Question

Insurance company records indicate that​ 14% of its policyholders file claims involving theft or robbery of personal property from their homes. Suppose a random sample of 500 policyholders is selected. What is the standard deviation of the sampling distribution of the sample proportion of policyholders filing claims involving theft or robbery from their​ homes?

Answer 1

Standard deviation = 7.76

Explanation:

The formula for determining standard deviation when dealing with population proportion is expressed as

Standard deviation = √npq

Where

n represents the number of samples from the population.

p represents the probability of success.

q represents the probability of failure.

From the information given,

n = 500 policyholders

p = 14% = 14/100 = 0.14

q = 1 - 0.14 = 0.86

Standard deviation = √500 × 0.14 × 0.86 = 7.76

Answer 2

Answer: std dev = 0.01552

Explanation:

we will solve this by taking a step by step analysis of the problem.

i hope at the end of this section, you will feel confident to try out other questions.

given that the size of the sample (n) = 500

The Insurance company records indicate that 14% of its policyholders file claims involving theft or robbery of personal property from their homes.

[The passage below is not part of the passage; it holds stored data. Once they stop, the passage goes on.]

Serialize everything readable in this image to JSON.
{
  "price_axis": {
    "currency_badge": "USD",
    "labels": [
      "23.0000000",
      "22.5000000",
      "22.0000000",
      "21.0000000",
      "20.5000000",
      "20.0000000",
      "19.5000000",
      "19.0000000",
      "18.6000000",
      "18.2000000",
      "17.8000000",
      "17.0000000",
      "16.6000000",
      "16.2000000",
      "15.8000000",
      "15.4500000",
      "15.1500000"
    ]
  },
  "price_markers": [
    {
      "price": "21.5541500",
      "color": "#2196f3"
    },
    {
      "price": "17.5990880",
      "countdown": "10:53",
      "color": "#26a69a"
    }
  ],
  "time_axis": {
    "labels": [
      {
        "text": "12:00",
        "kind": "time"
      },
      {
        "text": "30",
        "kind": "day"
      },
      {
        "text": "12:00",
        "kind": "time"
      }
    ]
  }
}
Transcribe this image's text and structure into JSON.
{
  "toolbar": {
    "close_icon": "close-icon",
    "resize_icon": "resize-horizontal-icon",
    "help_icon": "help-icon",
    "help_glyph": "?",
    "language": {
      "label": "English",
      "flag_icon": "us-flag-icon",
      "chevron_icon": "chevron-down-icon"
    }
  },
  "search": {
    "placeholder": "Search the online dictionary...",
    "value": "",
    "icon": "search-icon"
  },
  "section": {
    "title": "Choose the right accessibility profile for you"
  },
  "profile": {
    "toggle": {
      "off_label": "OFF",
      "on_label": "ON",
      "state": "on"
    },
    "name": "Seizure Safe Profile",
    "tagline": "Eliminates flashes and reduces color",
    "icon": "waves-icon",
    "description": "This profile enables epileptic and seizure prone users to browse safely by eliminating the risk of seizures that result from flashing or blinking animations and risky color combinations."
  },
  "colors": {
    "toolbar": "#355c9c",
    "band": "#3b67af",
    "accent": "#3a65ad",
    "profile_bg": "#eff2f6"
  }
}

hence sample proportion of policyholders filing claims involving theft or robbery from their homes (p) = 14% =0.14

let Z be the number of policyholders files involving theft or robbery of personal property from their homes.

so Z~Bin(500,0.14) and p=Z/500

we know from basic mathematics that standard deviation = √(variance)

so variance is given thus;

V[Z] = 500*0.14*(1-0.14)

or V[p] = V[Z/500] = 500*0.14*0.86/500² = 0.14*0.86/500

so standard deviation is;

sqrt[V[p]]=sqrt(0.14*0.86/500) = sqrt(0.0002408) = 0.01552

∴ the standard deviation = 0.01552

cheers i hope this helps!!!!